Von diesen Maßstäben ausgehend sind die streitigen Steuerberatungskosten zumindest als Nachlassregelungskosten abziehbar. Diese Kosten dienen dazu, den Umfang der Nachlassverbindlichkeiten (Steuerschulden) zu klären. Der Steuerberater wurde beauftragt Steuererklärungen für Steuerverbindlichkeiten abzugeben, die vom Erblasser herrühren und damit dem Grunde nach Nachlassverbindlichkeiten darstellten. Der enge zeitliche und sachliche Zusammenhang mit dem Erwerb von Todes wegen ist gegeben. Es ist unschädlich, dass die Kosten durch einen eigenen Entschluss der T ausgelöst wurden. Der BFH folgt damit nicht der Verwaltungsauffassung (gleichlautende Ländererlasse v. 11.12.2015), nach denen Steuerberatungskosten, die im Rahmen der Einkommensteuerpflicht des Erblassers anfallen, insbesondere für die Erstellung der ESt-Erklärung des Erblassers, keine Nachlassregelungskosten oder Kosten zur Erlangung des Erwerbs i.S.d. § 10 Abs. 5 Nr. 3 Satz 1 ErbStG sind.

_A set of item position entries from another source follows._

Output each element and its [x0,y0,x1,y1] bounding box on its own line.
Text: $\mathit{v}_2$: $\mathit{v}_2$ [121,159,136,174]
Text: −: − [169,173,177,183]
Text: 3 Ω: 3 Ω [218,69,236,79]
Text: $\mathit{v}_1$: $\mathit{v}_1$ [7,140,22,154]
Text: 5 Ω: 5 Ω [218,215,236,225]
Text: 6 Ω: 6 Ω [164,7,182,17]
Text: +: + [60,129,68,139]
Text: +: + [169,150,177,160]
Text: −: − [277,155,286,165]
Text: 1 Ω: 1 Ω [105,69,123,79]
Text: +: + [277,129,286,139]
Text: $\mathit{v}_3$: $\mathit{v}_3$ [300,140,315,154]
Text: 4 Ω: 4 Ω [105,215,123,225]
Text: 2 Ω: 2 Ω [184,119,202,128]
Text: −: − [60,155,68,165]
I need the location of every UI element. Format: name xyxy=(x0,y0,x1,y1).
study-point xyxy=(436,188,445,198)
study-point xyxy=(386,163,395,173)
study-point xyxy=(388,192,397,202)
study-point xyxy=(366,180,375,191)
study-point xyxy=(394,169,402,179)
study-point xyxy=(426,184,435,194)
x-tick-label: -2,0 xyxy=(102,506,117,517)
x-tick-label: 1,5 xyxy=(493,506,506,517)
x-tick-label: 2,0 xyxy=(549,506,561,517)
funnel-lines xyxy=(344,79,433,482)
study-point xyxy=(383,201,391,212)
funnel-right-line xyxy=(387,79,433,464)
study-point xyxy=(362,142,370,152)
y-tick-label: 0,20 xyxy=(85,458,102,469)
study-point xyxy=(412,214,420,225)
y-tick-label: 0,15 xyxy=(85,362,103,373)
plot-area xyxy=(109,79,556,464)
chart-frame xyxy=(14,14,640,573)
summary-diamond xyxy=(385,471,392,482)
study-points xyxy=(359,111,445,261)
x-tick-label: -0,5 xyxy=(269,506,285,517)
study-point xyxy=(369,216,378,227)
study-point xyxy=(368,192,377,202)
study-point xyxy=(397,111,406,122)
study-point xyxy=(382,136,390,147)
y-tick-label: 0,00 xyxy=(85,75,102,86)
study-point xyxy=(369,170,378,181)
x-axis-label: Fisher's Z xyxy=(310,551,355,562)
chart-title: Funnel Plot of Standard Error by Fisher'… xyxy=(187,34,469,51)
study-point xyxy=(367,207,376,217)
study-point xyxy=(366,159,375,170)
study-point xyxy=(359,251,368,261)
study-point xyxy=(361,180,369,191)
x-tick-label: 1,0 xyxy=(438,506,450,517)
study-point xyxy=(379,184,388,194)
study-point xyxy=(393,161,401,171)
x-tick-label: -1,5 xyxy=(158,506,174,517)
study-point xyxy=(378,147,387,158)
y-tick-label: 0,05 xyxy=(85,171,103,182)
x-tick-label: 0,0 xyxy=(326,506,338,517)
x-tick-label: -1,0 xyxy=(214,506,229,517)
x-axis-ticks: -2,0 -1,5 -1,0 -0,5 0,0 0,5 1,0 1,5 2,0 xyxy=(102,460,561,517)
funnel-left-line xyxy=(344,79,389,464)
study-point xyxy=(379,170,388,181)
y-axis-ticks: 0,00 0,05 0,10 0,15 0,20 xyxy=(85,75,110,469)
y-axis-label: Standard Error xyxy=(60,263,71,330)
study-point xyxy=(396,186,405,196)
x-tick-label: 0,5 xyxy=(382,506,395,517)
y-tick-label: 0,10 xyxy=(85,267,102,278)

Auch bezüglich der Räumungskosten liegen Nachlassregelungskosten vor. Die Auflösung des Haushalts des Erblassers ist darauf gerichtet, mit der persönlichen Habe des Erblassers zweckentsprechend zu verfahren. Es gehört zur tatsächlichen Feststellung des Nachlasses, Gewissheit über die Eigentumsverhältnisse und eventuelle Herausgabeansprüche Dritter zu erlangen sowie für die Einzelteile des Hausrats zu entscheiden, wie damit zu verfahren ist. Die Durchsicht des Hausrats begründet nachlassspezifischen Aufwand. Die Grenze zwischen der Nachlassregelung und der Nachlassverwaltung ist noch nicht überschritten.
Das FG hatte in diesem Punkte eine andere Auffassung vertreten, weil es seine Betrachtung allein auf die Wohnung als Nachlassgegenstand konzentriert hat. Der Aufwand für die Räumung einer von dem Erblasser selbst bewohnten Wohnung wäre Teil der Nachlassverwertung, wenn er sich nur auf die Eigenschaft der Wohnung als Nachlassgegenstand bezöge. Eigentum und Besitz der Klägerin als Alleinerbin waren geklärt, während die Kosten für das Herrichten der Wohnung zwecks Verkaufs, Vermietung oder Selbstnutzung zur Verwertung und damit zur Verwaltung des Nachlasses gehören. Die Zäsur zwischen Erwerbserlangungskosten und Nachlassverwaltungskosten wäre überschritten.